Out of three possible choices on the table, Howard Davies' team has backed the idea of building a new third runway at Heathrow.
So what is the plan?
The plan involves building a new 3,500m runway about two miles north of the two runways Heathrow already has at an estimated cost of £18.6bn. The Commission said the idea of extending one of Heathrow's existing runways was less advantageous.
Heathrow is one of the world's busiest, handling 70 million passengers in 2012. More than a third transfer to other flights, making it a major hub airport. But it operates at 98% of its capacity - much closer to capacity than other major London airports and rival hubs in Europe.
Heathrow said in its submission to the Commission that extra capacity would be delivered between 2025 and 2029.
Why was this option picked?
In a nutshell: the Heathrow scheme is predicted to create the most jobs and make the most money for the country.
Heathrow expansion is seen as the best short-term option to keep Britain competitive with its European rivals, like Amsterdam Schiphol and Paris Charles de Gaulle. Heathrow is a big employer and supporters cite a knock-on effect on businesses in the area.
What other recommendations have been made?
Sir Howard Davies's report says that the new runway should come with severe restrictions to reduce the environmental and noise effects.
Night flights should be banned and the government should make a Parliamentary pledge not to build a fourth runway.
The report also recommends an aviation noise levy to fund insulation for homes and schools and says a legal commitment should be made on air quality.
What are the downsides?
The environmental impact. Susan Pearson, of the Airport Watch campaign, says Heathrow would become the biggest emitter of carbon dioxide (CO2) in the country.
The airport has argued that it is near two of Britain's busiest motorways - the M25 and M4 - and most local pollution is caused by vehicles rather than aircraft engines.
Noise pollution would become even worse for the 760,000 people already living under the flight path - and some homes would have to be demolished.
Heathrow in numbers
Passengers in 2014
Highest number of passengers in one day (17 Aug 2014)
80 Airlines use Heathrow
185 Destinations in 84 countries
1,290 Average daily flights in 2014
470,695 Total flights in 2014
The cost to the taxpayer
The money to build the new runway will be raised privately, but we all pick up some of the tab for additional infrastructure.
Bigger airports mean more passengers, and they've all got to get there on wider roads and better train services.
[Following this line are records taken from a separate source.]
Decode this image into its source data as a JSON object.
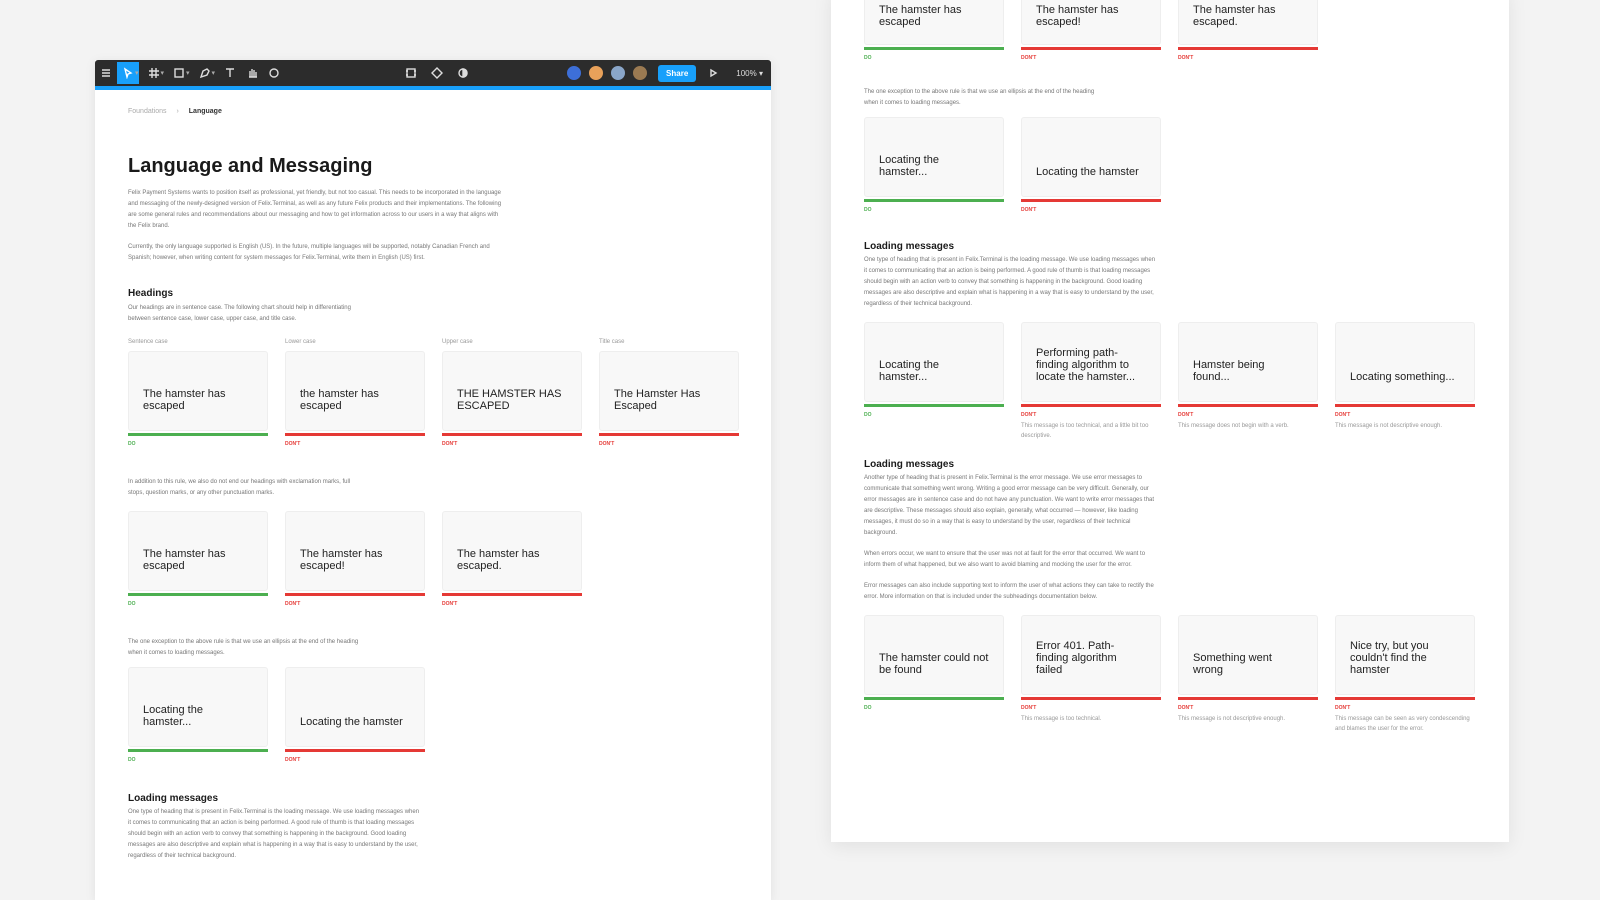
{
  "toolbar": {
    "share_label": "Share",
    "zoom": "100%",
    "avatar_colors": [
      "#3d6fd8",
      "#e8a15a",
      "#8aa6c9",
      "#9b7a52"
    ]
  },
  "breadcrumb": {
    "parent": "Foundations",
    "current": "Language"
  },
  "page": {
    "title": "Language and Messaging",
    "intro1": "Felix Payment Systems wants to position itself as professional, yet friendly, but not too casual. This needs to be incorporated in the language and messaging of the newly-designed version of Felix.Terminal, as well as any future Felix products and their implementations. The following are some general rules and recommendations about our messaging and how to get information across to our users in a way that aligns with the Felix brand.",
    "intro2": "Currently, the only language supported is English (US). In the future, multiple languages will be supported, notably Canadian French and Spanish; however, when writing content for system messages for Felix.Terminal, write them in English (US) first."
  },
  "headings": {
    "title": "Headings",
    "desc": "Our headings are in sentence case. The following chart should help in differentiating between sentence case, lower case, upper case, and title case.",
    "cases": [
      {
        "caption": "Sentence case",
        "text": "The hamster has escaped",
        "verdict": "DO",
        "ok": true
      },
      {
        "caption": "Lower case",
        "text": "the hamster has escaped",
        "verdict": "DON'T",
        "ok": false
      },
      {
        "caption": "Upper case",
        "text": "THE HAMSTER HAS ESCAPED",
        "verdict": "DON'T",
        "ok": false
      },
      {
        "caption": "Title case",
        "text": "The Hamster Has Escaped",
        "verdict": "DON'T",
        "ok": false
      }
    ],
    "punct_desc": "In addition to this rule, we also do not end our headings with exclamation marks, full stops, question marks, or any other punctuation marks.",
    "punct": [
      {
        "text": "The hamster has escaped",
        "verdict": "DO",
        "ok": true
      },
      {
        "text": "The hamster has escaped!",
        "verdict": "DON'T",
        "ok": false
      },
      {
        "text": "The hamster has escaped.",
        "verdict": "DON'T",
        "ok": false
      }
    ],
    "ellipsis_desc": "The one exception to the above rule is that we use an ellipsis at the end of the heading when it comes to loading messages.",
    "ellipsis": [
      {
        "text": "Locating the hamster...",
        "verdict": "DO",
        "ok": true
      },
      {
        "text": "Locating the hamster",
        "verdict": "DON'T",
        "ok": false
      }
    ]
  },
  "loading": {
    "title": "Loading messages",
    "desc": "One type of heading that is present in Felix.Terminal is the loading message. We use loading messages when it comes to communicating that an action is being performed. A good rule of thumb is that loading messages should begin with an action verb to convey that something is happening in the background. Good loading messages are also descriptive and explain what is happening in a way that is easy to understand by the user, regardless of their technical background.",
    "examples": [
      {
        "text": "Locating the hamster...",
        "verdict": "DO",
        "ok": true,
        "note": ""
      },
      {
        "text": "Performing path-finding algorithm to locate the hamster...",
        "verdict": "DON'T",
        "ok": false,
        "note": "This message is too technical, and a little bit too descriptive."
      },
      {
        "text": "Hamster being found...",
        "verdict": "DON'T",
        "ok": false,
        "note": "This message does not begin with a verb."
      },
      {
        "text": "Locating something...",
        "verdict": "DON'T",
        "ok": false,
        "note": "This message is not descriptive enough."
      }
    ]
  },
  "errors": {
    "title": "Loading messages",
    "desc1": "Another type of heading that is present in Felix.Terminal is the error message. We use error messages to communicate that something went wrong. Writing a good error message can be very difficult. Generally, our error messages are in sentence case and do not have any punctuation. We want to write error messages that are descriptive. These messages should also explain, generally, what occurred — however, like loading messages, it must do so in a way that is easy to understand by the user, regardless of their technical background.",
    "desc2": "When errors occur, we want to ensure that the user was not at fault for the error that occurred. We want to inform them of what happened, but we also want to avoid blaming and mocking the user for the error.",
    "desc3": "Error messages can also include supporting text to inform the user of what actions they can take to rectify the error. More information on that is included under the subheadings documentation below.",
    "examples": [
      {
        "text": "The hamster could not be found",
        "verdict": "DO",
        "ok": true,
        "note": ""
      },
      {
        "text": "Error 401. Path-finding algorithm failed",
        "verdict": "DON'T",
        "ok": false,
        "note": "This message is too technical."
      },
      {
        "text": "Something went wrong",
        "verdict": "DON'T",
        "ok": false,
        "note": "This message is not descriptive enough."
      },
      {
        "text": "Nice try, but you couldn't find the hamster",
        "verdict": "DON'T",
        "ok": false,
        "note": "This message can be seen as very condescending and blames the user for the error."
      }
    ]
  }
}
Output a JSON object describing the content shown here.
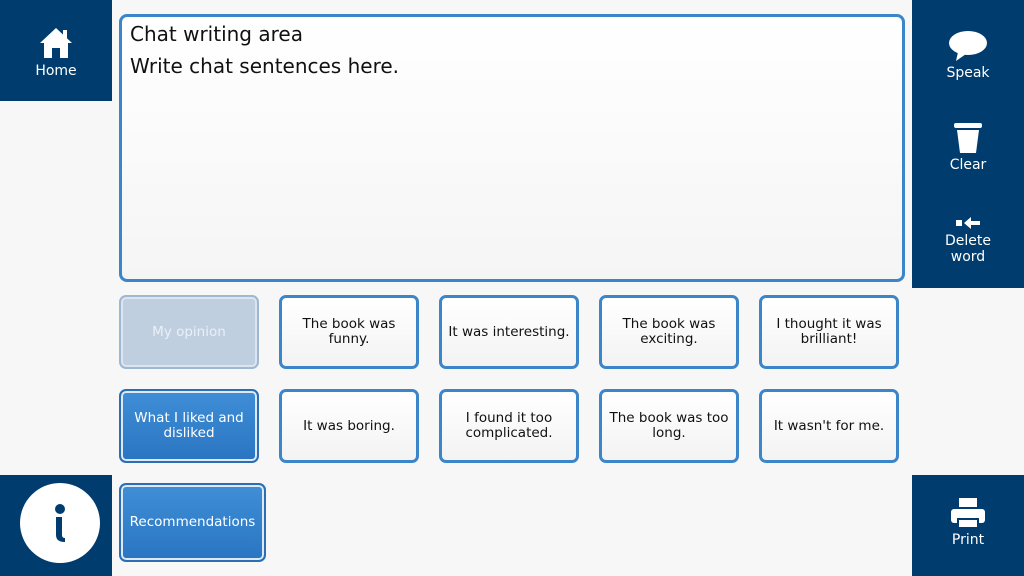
{
  "nav": {
    "home_label": "Home",
    "speak_label": "Speak",
    "clear_label": "Clear",
    "delete_word_label": "Delete word",
    "print_label": "Print",
    "info_icon": "info-icon"
  },
  "chat": {
    "title": "Chat writing area",
    "text": "Write chat sentences here."
  },
  "categories": [
    {
      "label": "My opinion",
      "state": "disabled"
    },
    {
      "label": "What I liked and disliked",
      "state": "active"
    },
    {
      "label": "Recommendations",
      "state": "active"
    }
  ],
  "phrases": [
    [
      "The book was funny.",
      "It was interesting.",
      "The book was exciting.",
      "I thought it was brilliant!"
    ],
    [
      "It was boring.",
      "I found it too complicated.",
      "The book was too long.",
      "It wasn't for me."
    ]
  ],
  "colors": {
    "navy": "#003c6e",
    "accent_blue": "#3a86c8",
    "category_blue": "#2a75c2"
  }
}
It is expected that expanding Heathrow will entail putting part of the M25 in a tunnel. Overall it is estimated the Heathrow scheme would cost taxpayers £5.7bn.
Then there are fares. To pay for all the work, Heathrow will charge the airlines more to land. And airlines may pass on some of that extra expense to passengers. However, Sir Howard Davies argues that extra competition should eventually lead to lower ticket prices.
What other plans were there?
An expansion of Gatwick was also on the table at a cost of £9.3bn. And the second Heathrow option: doubling the length of one of the existing runways at a cost of £13.5bn.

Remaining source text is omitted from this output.